Bay City State Park, formerly known as Bay City State Recreation Area, is a state park covering 2,389 acres (967 hectares) located along the shore of Saginaw Bay near Bay City in Bay County, Michigan, United States. The park includes the Tobico Marsh, which is one of the largest remaining freshwater wetlands near the coast in the Great Lakes region. The park provides an important habitat for migratory birds and other wetland wildlife. Additional natural features of the park include a mile of sandy beach, over 2,000 acres (810 hectares) of wetland woods, meadows, oak savanna prairies, and cattail marshes.
History
The park was started in 1922 when the Michigan Conservation Commission received a piece of land from Bay City along the shore of Saginaw Bay, with the condition that the area become a state park.
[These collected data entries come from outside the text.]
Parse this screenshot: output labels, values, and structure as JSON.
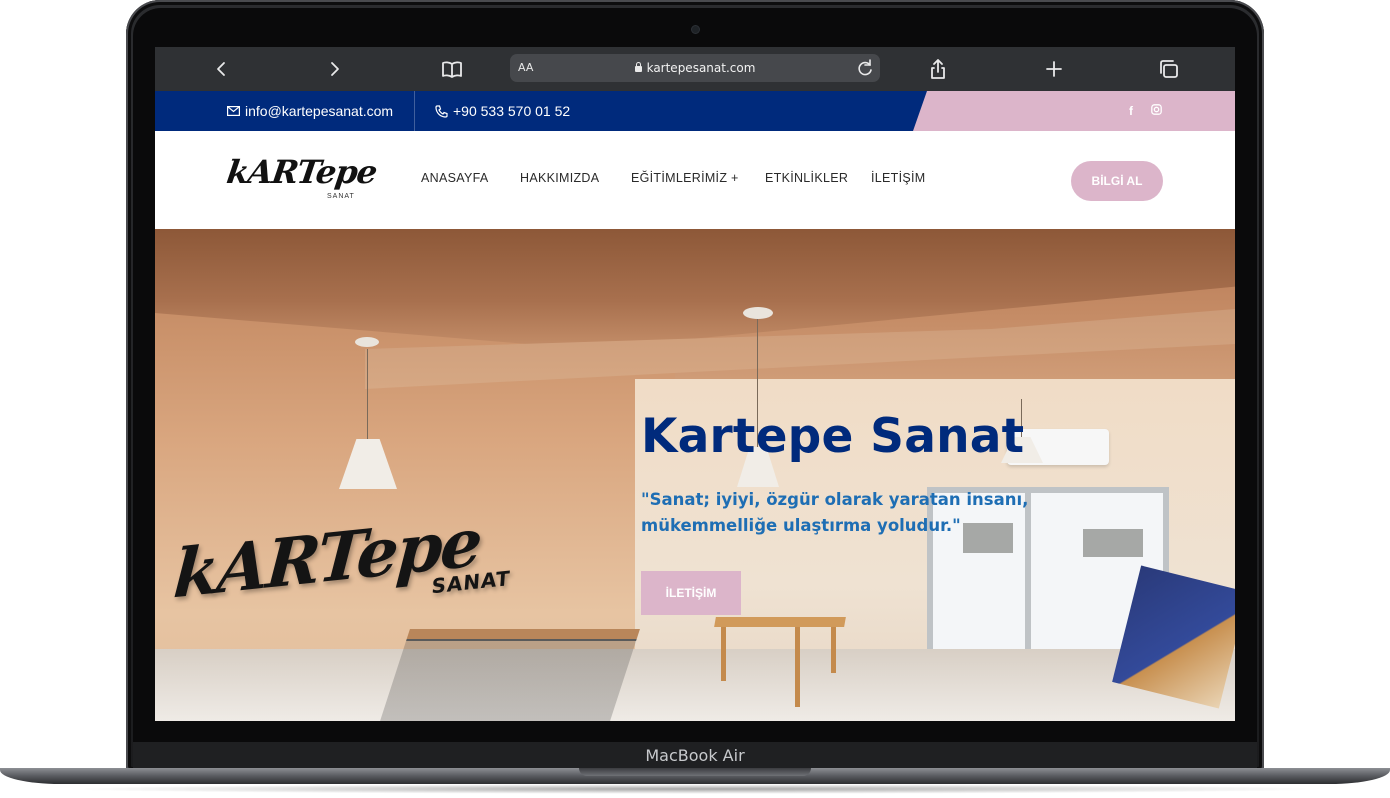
{
  "device": {
    "label": "MacBook Air"
  },
  "browser": {
    "text_size_label": "AA",
    "url": "kartepesanat.com",
    "icons": [
      "back-icon",
      "forward-icon",
      "bookmarks-icon",
      "lock-icon",
      "reload-icon",
      "share-icon",
      "new-tab-icon",
      "tabs-icon"
    ]
  },
  "topbar": {
    "email": "info@kartepesanat.com",
    "phone": "+90 533 570 01 52",
    "social": [
      "facebook-icon",
      "instagram-icon"
    ],
    "colors": {
      "primary": "#002a7c",
      "accent": "#dcb5ca"
    }
  },
  "nav": {
    "logo_text": "kARTepe",
    "logo_sub": "SANAT",
    "items": [
      {
        "label": "ANASAYFA"
      },
      {
        "label": "HAKKIMIZDA"
      },
      {
        "label": "EĞİTİMLERİMİZ +"
      },
      {
        "label": "ETKİNLİKLER"
      },
      {
        "label": "İLETİŞİM"
      }
    ],
    "cta_label": "BİLGİ AL"
  },
  "hero": {
    "title": "Kartepe Sanat",
    "quote": "\"Sanat; iyiyi, özgür olarak yaratan insanı, mükemmelliğe ulaştırma yoludur.\"",
    "button_label": "İLETİŞİM",
    "wall_logo_text": "kARTepe",
    "wall_logo_sub": "SANAT",
    "colors": {
      "title": "#002a7c",
      "quote": "#1e6eb4"
    }
  }
}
It was called Bay City State Park from 1923 until 1994. In 1994, when 1,900 acres (770 ha) called the Tobico Marsh were added to the park, the park was renamed Bay City State Recreation Area. This change confused people and the media, who kept using the original name. The name Bay City State Park was changed back in 2017.
Activities and amenities
The park provides swimming, a spray park, paths for walking, biking, and skiing, picnic areas, a playground, and camping spaces. Activities at the park include fishing, hunting, trapping, and observing wildlife from towers, boardwalks, viewing platforms, and special scopes near the water. The park's Saginaw Bay Visitor Center, which is 10,000 square feet, has a hall with interactive displays about nature, a room that holds 100 people, and programs about the environment that happen all year long.
Beach pollution
Pollution on the beaches near Saginaw Bay, which includes decaying plant and animal material, has been a major problem for people who visit the park and those who own land along the waterfront in recent years. While beach grooming has been used to clean the beaches, much of the shoreline along the bay is covered in thick, muddy material.
Much of the pollution along the bay's shore is caused by waste from farms in the Saginaw River watershed, problems with wastewater treatment systems, and leaking septic systems. These sources add extra nutrients to the water, leading to excessive algae growth.